Shingeki no Kyojin © Hajime Isayama
(I don't take any profit by publishing this fict)
AR/OoC
Rivetra (LeviPetra)
Drabble(s)
Five Senses
Petra's POV
1. Smell
Pertemuan awal kita berdua, aku selalu mengingatnya. Bagaimana mungkin aku lupa pertemuanku dengan cinta pertamaku sendiri? Saat itu, aku tengah pergi ke kota lain bersama ayah. Usiaku sudah cukup belia untuk menerima perjodohan. Ayah bilang, dia ingin segera menimang cucu. Pria separuh baya itu tak tahu kapan ajal menjemput, terlebih di tengah situasi manusia dikelilingi kyojin. Pergi untuk bertemu dengan calon suamiku, aku dan ayah justru harus berada dalam posisi terdesak ketika sesosok kyojin tiba-tiba muncul dan memporak-porandakan seisi kota. Kudapati kediaman lelaki yang akan mempersuntingku hancur-lebur, menyisakan bercak darah yang terlihat di puing-puing bangunan. Penduduk yang panik berlarian tak tentu arah menyebabkan aku terpisah dari ayah yang terbawa arus manusia ke arah sebaliknya.

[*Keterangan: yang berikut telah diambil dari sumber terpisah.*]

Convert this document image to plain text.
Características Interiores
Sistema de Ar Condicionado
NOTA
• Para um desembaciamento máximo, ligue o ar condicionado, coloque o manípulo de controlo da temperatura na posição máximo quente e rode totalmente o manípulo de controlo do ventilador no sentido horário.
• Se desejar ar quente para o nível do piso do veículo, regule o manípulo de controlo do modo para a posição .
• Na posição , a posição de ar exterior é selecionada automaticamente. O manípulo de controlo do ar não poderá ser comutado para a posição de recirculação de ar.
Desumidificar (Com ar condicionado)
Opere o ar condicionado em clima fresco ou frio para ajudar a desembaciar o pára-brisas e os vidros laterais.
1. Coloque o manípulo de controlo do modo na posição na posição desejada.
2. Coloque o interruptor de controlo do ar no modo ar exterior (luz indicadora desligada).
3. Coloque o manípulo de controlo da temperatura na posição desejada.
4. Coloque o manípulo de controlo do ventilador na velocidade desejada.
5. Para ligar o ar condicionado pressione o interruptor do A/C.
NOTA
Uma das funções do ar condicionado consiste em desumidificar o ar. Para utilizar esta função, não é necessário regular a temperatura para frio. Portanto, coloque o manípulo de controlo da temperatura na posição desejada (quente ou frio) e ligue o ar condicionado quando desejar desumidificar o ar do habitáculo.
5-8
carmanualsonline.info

Kyojin tengah menantiku yang tak bisa berbuat apa pun saat kyojin lain melahap orang-orang yang mengerubungi. Ketika aku merasa akan mati, ada aroma yang masuk ke hidungku. Aroma yang terhirup membuatku merasa tenang kendatipun tangan kyojin hanya berjarak beberapa meter dariku. Seorang pemuda, berdiri di depanku dalam jarak yang amat dekat. Aku bisa melihat tengkuknya dengan jelas.
Tubuhku lalu melayang di udara. Namun, aku bisa memastikan bahwa aku baik-baik saja. Mataku terbuka di sela ketakutan terhadap ketinggian. Warna hitam dari helaian rambut seseorang yang berkibar menyapaku. Kali ini, aroma yang tercium jauh lebih pekat. Hidungku bahkan hanya tinggal beberapa senti dari tengkuk sang pemuda! Aku mengeratkan tanganku di lehernya, menekan tubuhku ke punggungnya.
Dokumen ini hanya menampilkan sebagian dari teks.